The department received Gunner and the training because of an about $28,000 grant from State Farm Insurance.
Sheriff Tim Donnellon said the arson investigation program is part of the reason they received the grant. The department started the program in 2009 after a slew of arsons hit the area.
The county had 17 arson fires in 2008 and 15 in 2009, according to FBI data. The city of Port Huron had 11 arsons in 2009 and seven in 2008, according to the statistics.
Braun said Gunner originally was a Paws with a Cause dog, meaning he was going to be trained to assist people with disabilities.
But Braun said the dog had too much drive, making him perfect for arson investigations.
“They want a hard-working dog,” he said.
Donnellon said Gunner will be one more tool available for investigators when fires are reported.
The dog sniffs for accelerants, and when he finds some, he indicates it to Braun by sitting or lying down.

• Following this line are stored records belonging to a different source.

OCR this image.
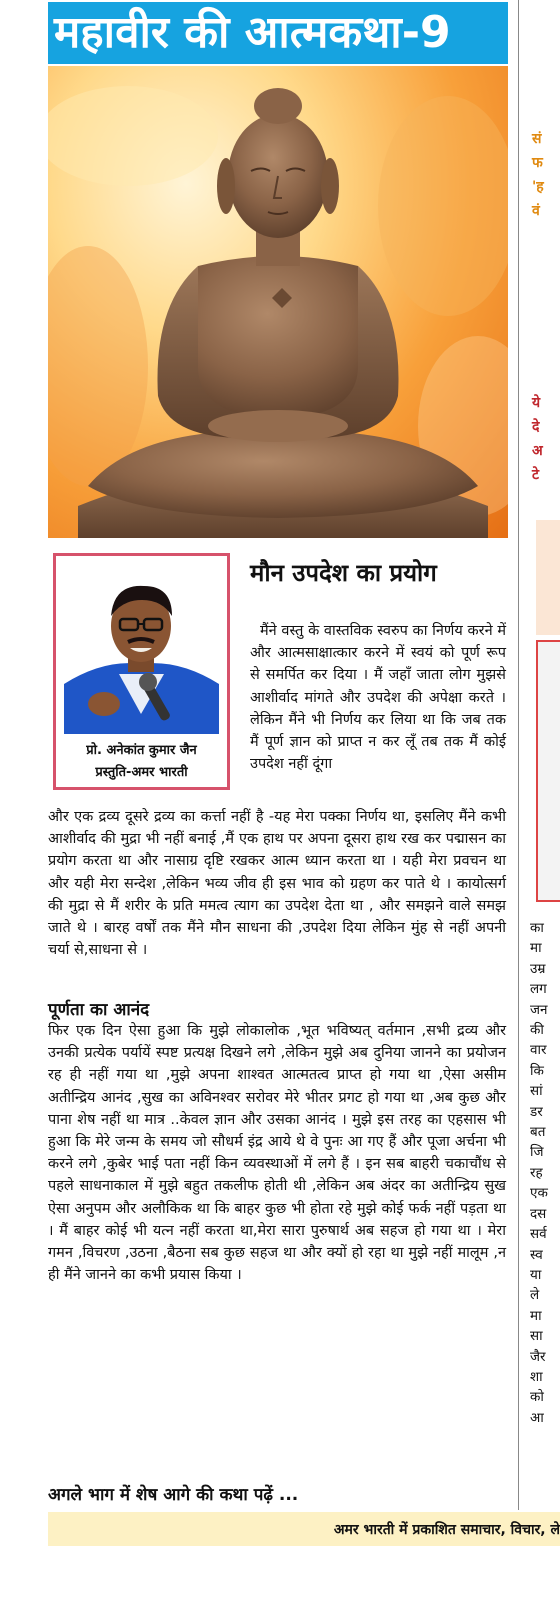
महावीर की आत्मकथा-9
सं
फ
'ह
वं
ये
दे
अ
टे
का
मा
उम्र
लग
जन
की
वार
कि
सां
डर
बत
जि
रह
एक
दस
सर्व
स्व
या
ले
मा
सा
जैर
शा
को
आ
प्रो. अनेकांत कुमार जैन
प्रस्तुति-अमर भारती
मौन उपदेश का प्रयोग
मैंने वस्तु के वास्तविक स्वरुप का निर्णय करने में और आत्मसाक्षात्कार करने में स्वयं को पूर्ण रूप से समर्पित कर दिया । मैं जहाँ जाता लोग मुझसे आशीर्वाद मांगते और उपदेश की अपेक्षा करते । लेकिन मैंने भी निर्णय कर लिया था कि जब तक मैं पूर्ण ज्ञान को प्राप्त न कर लूँ तब तक मैं कोई उपदेश नहीं दूंगा
और एक द्रव्य दूसरे द्रव्य का कर्त्ता नहीं है -यह मेरा पक्का निर्णय था, इसलिए मैंने कभी आशीर्वाद की मुद्रा भी नहीं बनाई ,मैं एक हाथ पर अपना दूसरा हाथ रख कर पद्मासन का प्रयोग करता था और नासाग्र दृष्टि रखकर आत्म ध्यान करता था । यही मेरा प्रवचन था और यही मेरा सन्देश ,लेकिन भव्य जीव ही इस भाव को ग्रहण कर पाते थे । कायोत्सर्ग की मुद्रा से मैं शरीर के प्रति ममत्व त्याग का उपदेश देता था , और समझने वाले समझ जाते थे । बारह वर्षों तक मैंने मौन साधना की ,उपदेश दिया लेकिन मुंह से नहीं अपनी चर्या से,साधना से ।
पूर्णता का आनंद
फिर एक दिन ऐसा हुआ कि मुझे लोकालोक ,भूत भविष्यत् वर्तमान ,सभी द्रव्य और उनकी प्रत्येक पर्यायें स्पष्ट प्रत्यक्ष दिखने लगे ,लेकिन मुझे अब दुनिया जानने का प्रयोजन रह ही नहीं गया था ,मुझे अपना शाश्वत आत्मतत्व प्राप्त हो गया था ,ऐसा असीम अतीन्द्रिय आनंद ,सुख का अविनश्वर सरोवर मेरे भीतर प्रगट हो गया था ,अब कुछ और पाना शेष नहीं था मात्र ..केवल ज्ञान और उसका आनंद । मुझे इस तरह का एहसास भी हुआ कि मेरे जन्म के समय जो सौधर्म इंद्र आये थे वे पुनः आ गए हैं और पूजा अर्चना भी करने लगे ,कुबेर भाई पता नहीं किन व्यवस्थाओं में लगे हैं । इन सब बाहरी चकाचौंध से पहले साधनाकाल में मुझे बहुत तकलीफ होती थी ,लेकिन अब अंदर का अतीन्द्रिय सुख ऐसा अनुपम और अलौकिक था कि बाहर कुछ भी होता रहे मुझे कोई फर्क नहीं पड़ता था । मैं बाहर कोई भी यत्न नहीं करता था,मेरा सारा पुरुषार्थ अब सहज हो गया था । मेरा गमन ,विचरण ,उठना ,बैठना सब कुछ सहज था और क्यों हो रहा था मुझे नहीं मालूम ,न ही मैंने जानने का कभी प्रयास किया ।
अगले भाग में शेष आगे की कथा पढ़ें ...
अमर भारती में प्रकाशित समाचार, विचार, ले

On Wednesday, he eagerly awaited his training session at the county jail, sniffing the floor rapidly and indicating where drops of an accelerant had been placed before eagerly looking to Braun for his food reward.
Angie Rinock, State Farm spokeswoman, said departments often are on the waiting list for a dog for a few years. She said St. Clair County was chosen because it showed a need for the resource.
“Fighting arson is very important to us; it’s an issue we feel needs to be addressed,” Rinock said.
Arson is one of the most expensive property crimes in the United States and is both an issue for law enforcement and insurance companies.
Kimball Township Assistant Fire Chief Ed Gratz, who is a fire investigator, said Gunner will be a good asset to the community.
“I’m very happy. … I think it’s great for our county to have such a resource,” he said.